Bu tür projelerin İslami düşünceye sahip kimi yöneticiler tarafından yapılmasının manidar olduğunu söyleyen Çınar, “Bu insanların, İslam adına aldıkları yetkileri yine Müslüman halkın ciddi manada ahlakıyla çeliştiğini bile bile insanların bunları yaptıklarını görüyoruz. Mesela sadece bu defile meselesi değil yani mevsimi olmayan bir şey söyleyeceğim Ramazan etkinlikleri adı altında İslami kesimin desteğiyle seçilenlerin, bu konuda laiklerle yarışırcasına Ramazan ayı içerisinde etkinlikler yapması gerçekten ciddi bir çelişkidir ve bunlar toplumu içeriden kemiren faaliyetlerdir. Diyanet İşleri Başkanlığının, tüm müftülüklerin, âlimlerin ve İslami STK`ların bu konuda harekete geçmesi gerekir. Diyanetin, helal ile haramı, ahlak ile adabı bu topluma aşılamaktan başka ne görevi olabilir. Müftülüklerin bu konularda suskun kalması kabul edilemez.” dedi.
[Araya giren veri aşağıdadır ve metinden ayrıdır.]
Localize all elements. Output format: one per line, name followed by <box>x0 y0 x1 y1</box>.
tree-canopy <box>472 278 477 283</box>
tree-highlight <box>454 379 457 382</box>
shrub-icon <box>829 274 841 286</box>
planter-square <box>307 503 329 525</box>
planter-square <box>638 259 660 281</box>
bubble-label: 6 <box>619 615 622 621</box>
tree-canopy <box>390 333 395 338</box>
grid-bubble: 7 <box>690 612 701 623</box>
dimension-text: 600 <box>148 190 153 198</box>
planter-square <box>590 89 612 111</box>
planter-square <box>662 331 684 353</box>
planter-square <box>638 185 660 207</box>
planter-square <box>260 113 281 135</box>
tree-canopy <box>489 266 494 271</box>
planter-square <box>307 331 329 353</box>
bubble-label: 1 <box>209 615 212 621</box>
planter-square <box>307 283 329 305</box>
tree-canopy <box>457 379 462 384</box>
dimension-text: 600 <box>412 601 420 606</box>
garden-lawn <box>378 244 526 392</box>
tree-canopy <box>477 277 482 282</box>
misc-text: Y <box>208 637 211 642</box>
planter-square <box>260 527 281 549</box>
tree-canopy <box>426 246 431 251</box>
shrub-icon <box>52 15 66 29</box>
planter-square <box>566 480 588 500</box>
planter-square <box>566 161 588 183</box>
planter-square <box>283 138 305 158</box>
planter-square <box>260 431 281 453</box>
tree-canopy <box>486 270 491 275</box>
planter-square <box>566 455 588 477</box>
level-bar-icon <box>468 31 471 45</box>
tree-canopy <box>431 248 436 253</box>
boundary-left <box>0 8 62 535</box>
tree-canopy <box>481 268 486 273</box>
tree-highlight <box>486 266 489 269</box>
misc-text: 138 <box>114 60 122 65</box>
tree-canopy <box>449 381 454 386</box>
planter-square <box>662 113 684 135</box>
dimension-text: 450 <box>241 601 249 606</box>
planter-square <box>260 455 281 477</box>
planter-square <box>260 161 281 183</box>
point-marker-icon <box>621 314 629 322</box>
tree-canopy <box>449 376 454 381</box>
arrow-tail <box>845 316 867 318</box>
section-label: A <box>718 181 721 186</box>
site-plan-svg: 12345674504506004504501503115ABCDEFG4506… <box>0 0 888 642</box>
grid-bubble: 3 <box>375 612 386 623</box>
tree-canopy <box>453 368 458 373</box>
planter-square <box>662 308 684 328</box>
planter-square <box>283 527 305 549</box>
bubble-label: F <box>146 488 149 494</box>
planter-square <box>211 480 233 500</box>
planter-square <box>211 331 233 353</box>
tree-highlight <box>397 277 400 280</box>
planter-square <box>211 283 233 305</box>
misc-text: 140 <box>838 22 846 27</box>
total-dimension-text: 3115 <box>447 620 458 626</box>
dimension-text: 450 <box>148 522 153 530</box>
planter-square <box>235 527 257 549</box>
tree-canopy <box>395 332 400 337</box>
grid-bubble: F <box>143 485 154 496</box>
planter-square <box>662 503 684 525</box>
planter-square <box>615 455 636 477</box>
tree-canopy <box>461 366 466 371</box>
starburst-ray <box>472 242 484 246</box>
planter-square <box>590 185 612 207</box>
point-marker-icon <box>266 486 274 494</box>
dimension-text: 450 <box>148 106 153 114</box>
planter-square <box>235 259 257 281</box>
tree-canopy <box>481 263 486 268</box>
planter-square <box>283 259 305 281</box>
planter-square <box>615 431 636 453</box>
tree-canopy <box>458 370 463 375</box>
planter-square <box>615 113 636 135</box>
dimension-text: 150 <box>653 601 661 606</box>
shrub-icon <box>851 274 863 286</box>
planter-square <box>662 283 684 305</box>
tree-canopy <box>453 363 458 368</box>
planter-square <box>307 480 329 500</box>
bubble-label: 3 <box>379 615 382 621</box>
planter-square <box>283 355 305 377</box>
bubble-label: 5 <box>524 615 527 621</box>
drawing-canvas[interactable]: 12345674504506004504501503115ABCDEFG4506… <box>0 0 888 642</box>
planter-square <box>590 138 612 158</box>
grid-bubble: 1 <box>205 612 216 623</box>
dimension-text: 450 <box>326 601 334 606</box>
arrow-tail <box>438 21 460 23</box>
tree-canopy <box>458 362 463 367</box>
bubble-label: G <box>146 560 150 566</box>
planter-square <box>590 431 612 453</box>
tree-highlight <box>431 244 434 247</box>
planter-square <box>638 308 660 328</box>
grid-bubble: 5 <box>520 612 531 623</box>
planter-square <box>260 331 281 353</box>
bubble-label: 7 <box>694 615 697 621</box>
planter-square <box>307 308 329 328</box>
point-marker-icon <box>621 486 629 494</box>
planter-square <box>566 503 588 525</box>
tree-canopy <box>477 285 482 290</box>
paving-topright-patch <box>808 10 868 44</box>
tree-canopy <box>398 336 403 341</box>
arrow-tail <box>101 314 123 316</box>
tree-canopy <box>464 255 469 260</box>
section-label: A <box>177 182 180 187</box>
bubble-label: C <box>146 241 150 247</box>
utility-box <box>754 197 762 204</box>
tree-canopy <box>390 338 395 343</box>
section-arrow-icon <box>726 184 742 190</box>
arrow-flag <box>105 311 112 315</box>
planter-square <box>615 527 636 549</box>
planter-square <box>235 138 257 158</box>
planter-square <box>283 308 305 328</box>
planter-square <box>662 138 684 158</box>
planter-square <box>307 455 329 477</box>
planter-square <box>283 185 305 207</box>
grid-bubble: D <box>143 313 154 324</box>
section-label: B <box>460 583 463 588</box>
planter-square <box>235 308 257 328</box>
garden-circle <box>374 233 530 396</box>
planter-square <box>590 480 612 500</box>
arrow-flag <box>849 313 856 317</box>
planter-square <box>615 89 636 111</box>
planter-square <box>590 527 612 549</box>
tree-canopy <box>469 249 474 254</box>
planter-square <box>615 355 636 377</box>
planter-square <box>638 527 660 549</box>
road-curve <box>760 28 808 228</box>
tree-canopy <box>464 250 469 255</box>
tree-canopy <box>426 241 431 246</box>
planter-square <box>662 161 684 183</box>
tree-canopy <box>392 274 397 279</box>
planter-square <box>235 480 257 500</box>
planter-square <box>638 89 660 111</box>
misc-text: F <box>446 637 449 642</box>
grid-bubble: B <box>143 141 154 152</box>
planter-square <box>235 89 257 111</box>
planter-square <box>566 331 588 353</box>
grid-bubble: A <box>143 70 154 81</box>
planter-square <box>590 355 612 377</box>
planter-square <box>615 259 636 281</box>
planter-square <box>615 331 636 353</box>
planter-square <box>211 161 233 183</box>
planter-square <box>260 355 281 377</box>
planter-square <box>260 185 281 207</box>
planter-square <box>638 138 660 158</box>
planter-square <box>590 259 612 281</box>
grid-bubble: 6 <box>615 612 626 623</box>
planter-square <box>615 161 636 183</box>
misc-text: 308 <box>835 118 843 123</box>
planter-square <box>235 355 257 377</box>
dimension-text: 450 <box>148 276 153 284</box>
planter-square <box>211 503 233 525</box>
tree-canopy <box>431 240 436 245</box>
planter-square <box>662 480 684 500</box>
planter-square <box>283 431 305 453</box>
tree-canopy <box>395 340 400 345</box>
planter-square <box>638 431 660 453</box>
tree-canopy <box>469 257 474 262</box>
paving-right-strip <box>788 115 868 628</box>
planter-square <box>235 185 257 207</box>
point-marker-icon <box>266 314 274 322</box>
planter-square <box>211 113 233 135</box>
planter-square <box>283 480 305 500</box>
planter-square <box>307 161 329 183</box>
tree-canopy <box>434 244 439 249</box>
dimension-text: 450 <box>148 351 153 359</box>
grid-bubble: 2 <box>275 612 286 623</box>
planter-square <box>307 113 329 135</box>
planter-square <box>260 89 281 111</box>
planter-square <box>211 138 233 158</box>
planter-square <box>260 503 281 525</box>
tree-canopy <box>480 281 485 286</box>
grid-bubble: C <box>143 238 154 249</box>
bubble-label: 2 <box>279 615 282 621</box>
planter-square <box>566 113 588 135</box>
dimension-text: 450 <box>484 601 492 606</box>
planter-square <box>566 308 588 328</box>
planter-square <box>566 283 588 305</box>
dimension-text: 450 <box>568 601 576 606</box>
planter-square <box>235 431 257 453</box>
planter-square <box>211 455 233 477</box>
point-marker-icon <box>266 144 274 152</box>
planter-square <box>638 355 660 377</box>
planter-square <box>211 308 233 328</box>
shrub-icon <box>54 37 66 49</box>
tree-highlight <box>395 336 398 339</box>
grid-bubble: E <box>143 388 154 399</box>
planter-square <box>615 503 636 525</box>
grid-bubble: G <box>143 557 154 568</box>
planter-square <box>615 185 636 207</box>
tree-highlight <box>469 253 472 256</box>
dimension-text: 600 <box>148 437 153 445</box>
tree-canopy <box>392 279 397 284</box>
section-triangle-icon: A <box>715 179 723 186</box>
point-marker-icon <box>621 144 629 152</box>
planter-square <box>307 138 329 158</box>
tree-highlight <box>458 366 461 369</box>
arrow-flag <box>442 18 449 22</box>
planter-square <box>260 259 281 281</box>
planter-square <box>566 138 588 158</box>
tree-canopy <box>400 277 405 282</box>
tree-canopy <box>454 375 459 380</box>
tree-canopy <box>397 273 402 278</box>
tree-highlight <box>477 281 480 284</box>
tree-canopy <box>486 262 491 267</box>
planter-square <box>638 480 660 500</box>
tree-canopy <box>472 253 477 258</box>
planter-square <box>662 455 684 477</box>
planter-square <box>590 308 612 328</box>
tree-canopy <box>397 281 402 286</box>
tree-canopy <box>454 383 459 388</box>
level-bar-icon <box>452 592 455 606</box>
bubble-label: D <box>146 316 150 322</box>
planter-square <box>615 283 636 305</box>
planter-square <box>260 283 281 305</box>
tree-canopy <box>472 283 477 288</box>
Harran halkından Abit S. De, bu festivalin Harranlıların örf ve adetlerine uygun olmadığını ifade ederek, bakın kaç gündür bu festival devam ediyor. Ben hanım ve çocuklarımı göndermedim. Biz kesinlikle çıplaklık falan kabul etmiyoruz. Bunlar bize yakışmaz. Biz aşiret olarak kadınlarımızın gidip o köye sığınmasını uygun görmüyoruz.” diye konuştu.
“Harran`da şiddet yok ama Diyarbakır, Ankara`dan, İstanbul`dan isteyen buraya gelebilir”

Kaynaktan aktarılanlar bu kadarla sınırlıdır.